Yesterday a large flock of Canada geese piloted their way onto the Mississippi River. What made their congregation noticeable was the icy surface of the river upon which they landed. While I cannot say for certain that the river – or part of it – was indeed covered by ice it came across from my withdrawing room window to be the case. I kept searching to see whether the geese were skating. Today as I look upon the river it is buried in a soft grey fog. How soon the clarity of yesterday dissolves into a mist.
I ocassion this opaque mass upon a moderately rising ambient temperature. It is likely sufficient only to bump the record above freezing. Meanwhile the haziness is enigmatic. My recollection of the boundaries of the river has in an instant been obscured from sight. There is now discernible only a misty valley adjacent the meadow. It is a picture which dissipates into the horizon and blends into the tree line. The sky above is a dome of fog upon the whole.
What, I ask, is a more apt instance to look back? The present is obscured; the future is indecipherable; there remains for the moment only the past upon which to cogitate. Ironically for someone my advanced age – that is, at the midpoint of the 7th decade – the most entertaining prospect of life is logically back not forward. I submit to this.
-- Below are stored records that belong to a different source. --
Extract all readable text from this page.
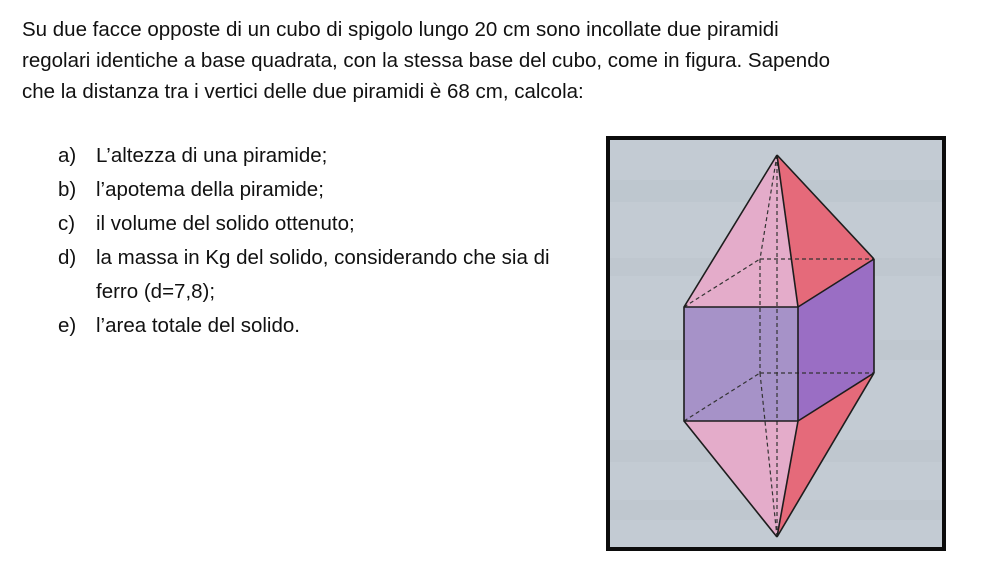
Su due facce opposte di un cubo di spigolo lungo 20 cm sono incollate due piramidi
regolari identiche a base quadrata, con la stessa base del cubo, come in figura. Sapendo
che la distanza tra i vertici delle due piramidi è 68 cm, calcola:
a) L’altezza di una piramide;
b) l’apotema della piramide;
c)	il volume del solido ottenuto;
d) la massa in Kg del solido, considerando che sia di ferro (d=7,8);
e) l’area totale del solido.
Foremost however is the curious acknowledgement that there is nothing about my past which is of importance. I say this not as one driven by modesty (a fault I have never cultivated). Rather it is a confession of the unspoken reality of all our lives; namely, it is our currency which is of consequence. Even if one were President of the World (albeit a singular distinction) the divertissement stems not from a record of the past rather from the flavour and sparkle of the present. We are in that respect a myopic lot; namely, our pitiable focus is narrow and limited. The present about covers the scope. Mightn’t I say even its parochial nature? It matters not, certainly not for a rustic such as I. And proudly so I might iterate.
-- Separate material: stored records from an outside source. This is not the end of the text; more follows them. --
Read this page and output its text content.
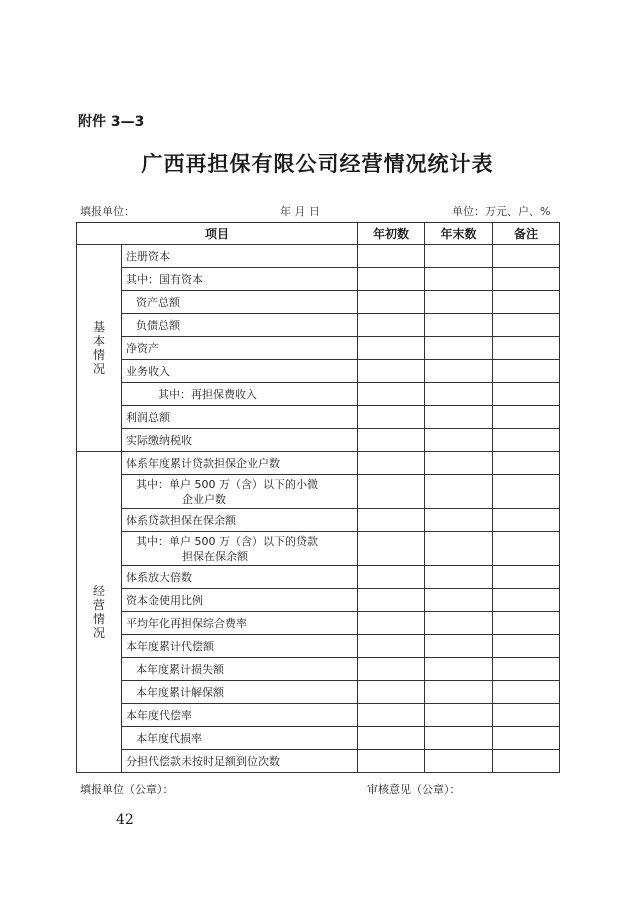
附件 3—3
广西再担保有限公司经营情况统计表
填报单位：	年 月 日	单位：万元、户、%
项目		年初数	年末数	备注
基本情况	注册资本			

	其中：国有资本			

	资产总额			

	负债总额			

	净资产			

	业务收入			

	其中：再担保费收入			

	利润总额			

	实际缴纳税收			

经营情况	体系年度累计贷款担保企业户数			

	其中：单户 500 万（含）以下的小微
企业户数			

	体系贷款担保在保余额			

	其中：单户 500 万（含）以下的贷款
担保在保余额			

	体系放大倍数			

	资本金使用比例			

	平均年化再担保综合费率			

	本年度累计代偿额			

	本年度累计损失额			

	本年度累计解保额			

	本年度代偿率			

	本年度代损率			

	分担代偿款未按时足额到位次数			

填报单位（公章）：	审核意见（公章）：
42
If I were to be insightful about my past, I might divide it into the following arena:
- What I wish to say about it;
- What I imagine others may prefer to say about it;
- What I’ve never considered about it; and,
- What counts the most?
The first question by which to introduce the enquiry is very much like a résumé or curriculum vitae; that is, a palatable, historic account of one’s self-styled accomplishments. This can be boring, relevant to educational instruction and employment experience, not exactly riveting entertainment even if scintillating to an academic. To lapse into travel, love and mad enterprise is not normally within the scope. Family matters are anecdotal and overall uninstructive. Lineage speaks not to oneself but to one’s predecessors. Inheritance other than poetic endowment is of vulgar possessory rights.
The second question about what others may prefer to say is entirely speculative. I don’t think any of us has a clear idea about what others think of us; nor do I think it matters in the least. Indeed being motivated emotionally or otherwise by what people think of us is a craggy ascent or descent. I view this debate strictly as a matter of logic; that is, a reasonable conclusion of the possibilities. Relying upon the inclination or prejudices of others is an assured vehicle by which to override our own inclinations and prejudices. I see no possibility of doing anything meaningfully except within the boundaries of our own manifestations and misfortunes. Accordingly this particular investigation will be for naught.
As for the third question, what we’ve never considered of our past, this to my thinking is an intensely engaging investigation. The quiz is especially invigorating because it presumes – as well I think it should – that there are many features of our past which we’ve never accounted as material (or may have hidden from observation). Partially the conundrum reflects the further inconspicuous reality of life that, “If you’ve got it, you don’t talk about it!” In short an interrogation of this topic might well expand upon our past in ways we had not previously examined because we hadn’t attached singularity to the event. I think we all take for granted many of the events in our lives which are upon reflection far more peculiar and significant than we may otherwise have pondered.
Finally, what counts the most? Unquestionably this summary is itself the most far-reaching because it surpasses all others. It is the ultimate distillation and refinement. In the end there is very little of materiality that will obscure what counts the most. It is by its succinctness a heady enquiry forcing us into the range of intellectualism and emotion. It forces us to push to the side all but the most compelling elements of life. Invariably what counts the most will be the present. To dwell upon anything else is mournfully historic or speciously futuristic.